Laufende Kosten: Wartung und Inspektion, Verschleißteile, Energiekosten, Softwarelizenzen, gelegentliche Umprogrammierung bei Produktwechseln.
In der Praxis werden laufende Kosten häufig unterschätzt. Eine Faustregel: Laufende Kosten von drei bis fünf Prozent des Anschaffungspreises pro Jahr sind realistisch.
Beispielrechnung für eine Maschinenbestückungsanlage
Angenommen, ein Unternehmen erwägt die Automatisierung der Bestückung einer CNC-Drehmaschine:
Aktuelle Situation: Ein Mitarbeiter bestückt die Maschine im Zweischichtbetrieb. Bruttokosten: 55.000 Euro pro Jahr. Die Maschine steht durchschnittlich 18 Prozent der Zeit auf manuelle Bestückung wartend still.
Investition: Roboterzelle mit Cobot, Greifer, Zuführtechnik und Inbetriebnahme: 85.000 Euro.
Jährliche Einsparungen: Eingesparte Personalstunden für Bestückung: 30.000 Euro.
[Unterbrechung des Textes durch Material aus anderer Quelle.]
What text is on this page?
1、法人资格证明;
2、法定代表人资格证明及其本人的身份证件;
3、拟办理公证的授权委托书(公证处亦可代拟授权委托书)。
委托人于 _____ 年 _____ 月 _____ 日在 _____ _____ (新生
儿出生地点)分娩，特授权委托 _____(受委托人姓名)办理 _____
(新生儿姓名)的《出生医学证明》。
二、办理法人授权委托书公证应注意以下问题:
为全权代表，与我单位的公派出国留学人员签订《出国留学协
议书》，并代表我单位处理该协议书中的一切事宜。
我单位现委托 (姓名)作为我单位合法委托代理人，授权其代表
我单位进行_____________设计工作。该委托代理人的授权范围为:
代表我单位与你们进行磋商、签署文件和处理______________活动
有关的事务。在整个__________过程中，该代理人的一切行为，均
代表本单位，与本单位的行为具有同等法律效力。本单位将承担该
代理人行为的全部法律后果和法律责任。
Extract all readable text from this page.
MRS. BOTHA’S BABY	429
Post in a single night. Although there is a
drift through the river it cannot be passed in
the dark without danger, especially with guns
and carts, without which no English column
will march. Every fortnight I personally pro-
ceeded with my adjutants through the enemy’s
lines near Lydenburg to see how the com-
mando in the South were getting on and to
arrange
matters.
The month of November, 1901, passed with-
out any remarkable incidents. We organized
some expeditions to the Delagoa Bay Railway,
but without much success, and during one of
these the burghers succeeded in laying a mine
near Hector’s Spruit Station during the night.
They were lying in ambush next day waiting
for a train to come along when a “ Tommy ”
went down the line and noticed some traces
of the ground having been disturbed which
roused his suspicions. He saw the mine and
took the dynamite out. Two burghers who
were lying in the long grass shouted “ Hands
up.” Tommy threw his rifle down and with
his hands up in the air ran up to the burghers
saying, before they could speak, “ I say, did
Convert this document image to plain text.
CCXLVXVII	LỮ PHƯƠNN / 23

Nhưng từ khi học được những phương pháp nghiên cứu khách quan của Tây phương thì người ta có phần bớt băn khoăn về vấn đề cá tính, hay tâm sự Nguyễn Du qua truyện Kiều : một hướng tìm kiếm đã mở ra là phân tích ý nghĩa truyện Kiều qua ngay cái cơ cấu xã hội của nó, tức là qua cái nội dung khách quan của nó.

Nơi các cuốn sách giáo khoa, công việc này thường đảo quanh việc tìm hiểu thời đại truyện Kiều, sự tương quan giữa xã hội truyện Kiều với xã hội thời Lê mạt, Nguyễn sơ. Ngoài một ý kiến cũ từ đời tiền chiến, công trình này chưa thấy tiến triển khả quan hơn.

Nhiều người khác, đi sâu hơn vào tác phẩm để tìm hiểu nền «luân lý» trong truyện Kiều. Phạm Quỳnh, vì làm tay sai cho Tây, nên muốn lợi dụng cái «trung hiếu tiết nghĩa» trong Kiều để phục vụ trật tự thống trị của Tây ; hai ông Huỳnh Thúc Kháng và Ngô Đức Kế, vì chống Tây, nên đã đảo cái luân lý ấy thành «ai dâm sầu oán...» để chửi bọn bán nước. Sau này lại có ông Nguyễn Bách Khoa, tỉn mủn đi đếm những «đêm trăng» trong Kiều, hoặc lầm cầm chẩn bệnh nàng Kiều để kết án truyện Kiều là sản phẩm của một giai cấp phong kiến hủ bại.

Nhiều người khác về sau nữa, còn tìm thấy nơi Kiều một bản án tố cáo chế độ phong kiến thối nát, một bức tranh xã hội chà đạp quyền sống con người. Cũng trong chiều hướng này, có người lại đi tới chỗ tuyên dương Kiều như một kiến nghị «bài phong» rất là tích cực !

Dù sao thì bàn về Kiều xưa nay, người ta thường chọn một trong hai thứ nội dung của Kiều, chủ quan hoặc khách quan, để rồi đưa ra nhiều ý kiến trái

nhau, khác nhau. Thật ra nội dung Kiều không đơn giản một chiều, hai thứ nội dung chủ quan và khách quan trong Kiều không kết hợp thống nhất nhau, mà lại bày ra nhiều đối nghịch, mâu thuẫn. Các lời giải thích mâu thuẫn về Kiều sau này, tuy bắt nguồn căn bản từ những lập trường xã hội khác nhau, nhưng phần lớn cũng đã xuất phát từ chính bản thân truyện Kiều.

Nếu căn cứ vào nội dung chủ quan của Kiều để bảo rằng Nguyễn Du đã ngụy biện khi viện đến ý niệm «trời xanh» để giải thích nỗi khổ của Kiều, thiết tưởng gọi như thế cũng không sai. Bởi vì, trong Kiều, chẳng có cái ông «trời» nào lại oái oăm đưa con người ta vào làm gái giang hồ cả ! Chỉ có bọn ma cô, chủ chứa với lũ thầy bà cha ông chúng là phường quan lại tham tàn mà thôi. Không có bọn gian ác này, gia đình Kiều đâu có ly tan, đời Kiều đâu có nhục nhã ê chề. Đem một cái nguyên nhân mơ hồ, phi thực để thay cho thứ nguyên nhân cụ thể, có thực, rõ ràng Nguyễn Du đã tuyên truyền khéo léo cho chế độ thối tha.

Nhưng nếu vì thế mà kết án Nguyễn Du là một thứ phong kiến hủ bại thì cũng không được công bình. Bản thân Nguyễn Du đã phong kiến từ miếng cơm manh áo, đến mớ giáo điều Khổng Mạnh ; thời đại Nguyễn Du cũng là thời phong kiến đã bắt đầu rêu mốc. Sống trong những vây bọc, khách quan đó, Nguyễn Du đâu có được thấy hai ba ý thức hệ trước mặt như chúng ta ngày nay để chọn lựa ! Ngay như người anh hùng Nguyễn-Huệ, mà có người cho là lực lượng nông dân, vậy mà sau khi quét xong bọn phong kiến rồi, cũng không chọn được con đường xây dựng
Verbesserte Maschinenauslastung (+15 Prozent): 25.000 Euro zusätzliche Kapazität, die Neuaufträge ermöglicht. Reduzierte Ausschusskosten: 8.000 Euro. Gesamt: 63.000 Euro.
Laufende Zusatzkosten Roboter: 4.000 Euro pro Jahr.
Nettoeinsparung: 59.000 Euro pro Jahr.
Amortisationszeit: 85.000 / 59.000 = 1,4 Jahre.
Diese Rechnung ist vereinfacht. In der Realität sind nicht alle Einsparungen sofort und vollständig realisierbar. Ein Sicherheitsabschlag von 20 bis 30 Prozent auf die prognostizierten Einsparungen macht die Rechnung konservativer und realistischer.
Risiken und Unsicherheiten
Jede Investitionsrechnung basiert auf Annahmen. Die wichtigsten Risikofaktoren bei Automatisierungsprojekten sind:
Technische Risiken: Der Prozess erweist sich als schwieriger zu automatisieren als erwartet. Greifprobleme, Sensorikfehler oder Kompatibilitätsprobleme mit bestehenden Systemen erhöhen die Implementierungskosten.
Volumenrisiken: Das Auftragsvolumen sinkt, bevor die Investition amortisiert ist. Bei stark schwankender Auftragslage ist eine kürzere Amortisationszeit wichtiger.
Produktwechselrisiken: Häufigere als erwartete Produktwechsel erhöhen den Programmieraufwand und senken die Verfügbarkeit der Anlage.
Personalrisiken: Die Einbindung und Schulung der Mitarbeiter dauert länger als erwartet, oder Schlüsselpersonen verlassen das Unternehmen.
Häufig gestellte Fragen
Welche Amortisationszeit ist für Automatisierungsprojekte akzeptabel?
Branchenüblich gelten zwei bis vier Jahre als akzeptabel. Projekte mit Amortisationszeiten unter zwei Jahren werden in der Regel problemlos genehmigt. Über vier Jahre wird die Entscheidung schwieriger, weil Technologie- und Marktveränderungen die Annahmen gefährden.
Sollte man besser kaufen oder leasen?
Leasing oder Robot-as-a-Service-Modelle schonen die Liquidität und ermöglichen den Einsatz neuerer Technologien nach Vertragsende. Kauf ist bei langer geplanter Nutzungsdauer und stabilen Prozessen in der Regel günstiger. Die steuerliche Behandlung sollte mit dem Steuerberater besprochen werden.
Wie belastbar sind ROI-Berechnungen vor der Implementierung?
Wenig belastbar, wenn sie auf groben Schätzungen basieren. Je detaillierter die Prozessanalyse vor der Investitionsentscheidung, desto belastbarer die Rechnung. Pilotprojekte oder Mietlösungen können helfen, Annahmen zu validieren, bevor die volle Investition erfolgt.
Was ist, wenn das Projekt den erwarteten ROI nicht erreicht?
Das kommt vor. Wichtig ist, die Ursachen zu analysieren: Waren die Annahmen unrealistisch? Gab es technische Probleme? Wurden Folgekosten unterschätzt? Die Erkenntnisse fließen in bessere Entscheidungen bei künftigen Projekten ein.